Minister Varadkar was responding to a report on maternity services from RTÉ's investigations Unit, broadcast on Prime Time last night.
Minister Varadkar said that a maternity strategy group will report by the end of the year, but that maternity services in Ireland are not any more unsafe than maternity services in other developed nations.
Speaking on RTÉ ‘s Drivetime the minister said said as long as human beings work in the maternity services and use machines- human error will occur.
However, he said, staff need to treat patients compassionately and that is a key challenge.
The health minister said that, he believes, women need to be offered more choice; more midwifery-led services over consultant-led, should one so choose.
In connection with the HSE Investigation into staff conduct issues arising from the HIQA report into the Midland Regional Hospital Portlaoise, the Minister said that an NHS group will have the investigation completed in three months.
Minister Varadkar said should they find that individuals need to be held accountable; there will be a hearing into their conduct.
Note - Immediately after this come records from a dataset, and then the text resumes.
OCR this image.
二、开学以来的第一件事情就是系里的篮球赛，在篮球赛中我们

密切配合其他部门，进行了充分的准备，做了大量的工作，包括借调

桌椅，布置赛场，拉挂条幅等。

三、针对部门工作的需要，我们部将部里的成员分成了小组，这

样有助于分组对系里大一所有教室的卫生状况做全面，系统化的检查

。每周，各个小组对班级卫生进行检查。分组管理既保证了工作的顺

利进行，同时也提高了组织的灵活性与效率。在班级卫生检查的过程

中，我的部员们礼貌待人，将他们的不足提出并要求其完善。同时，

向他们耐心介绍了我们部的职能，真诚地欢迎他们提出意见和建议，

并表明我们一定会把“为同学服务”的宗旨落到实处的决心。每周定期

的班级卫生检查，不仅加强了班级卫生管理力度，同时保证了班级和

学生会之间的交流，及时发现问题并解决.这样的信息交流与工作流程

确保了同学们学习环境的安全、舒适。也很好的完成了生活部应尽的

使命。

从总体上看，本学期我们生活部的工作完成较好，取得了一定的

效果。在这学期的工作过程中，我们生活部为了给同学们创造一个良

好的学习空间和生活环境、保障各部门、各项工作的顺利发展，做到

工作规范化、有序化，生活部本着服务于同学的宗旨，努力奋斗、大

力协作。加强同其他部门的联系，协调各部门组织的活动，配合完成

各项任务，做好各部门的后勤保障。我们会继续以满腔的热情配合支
Following the publication of a critical HIQA report last month, the HSE has said the terms of reference for an investigation into staff conduct issues at the Midland Regional Hospital in Portlaoise hospital will be finalised once the external investigators commence their work.
The external Investigators will engage with a representative group of the families who are central to the HIQA Report.
The Investigation will involve two elements; one examining issues or failures of a clinical nature and a second that will examine issues or failures from a management perspective at all levels.
The clinical probe will be lead by Gillian Duffy, senior NHS nurse and midwife.
The managerial aspect of the investigation will be lead by two former NHS experts, Peter Colclough and Sir Neil McKay.
Speaking in Wexford today Taoiseach Enda Kenny said last night's Prime Time report highlighted cases that were unacceptable under any circumstances.
Mr Kenny said he regrets that these incidents happen but it is important that we know they do happen and that they can be dealt with in a way where the patient is "central".
He said lessons need to be learned and improvements need to be made and added that HIQA has "begun to do unannounced inspections of services".
Earlier today, the mother of a baby who died at the Midland Regional Hospital, Portlaoise said she was not shocked to learn that there were 67 "extreme incidents" which led to permanent incapacity or death at maternity hospitals last year.
Speaking on RTÉ's Today with Sean O'Rourke, Roisin Molloy, whose son Mark died in 2012, said it is clearly not true to say that Ireland is the safest place in the world to have a baby.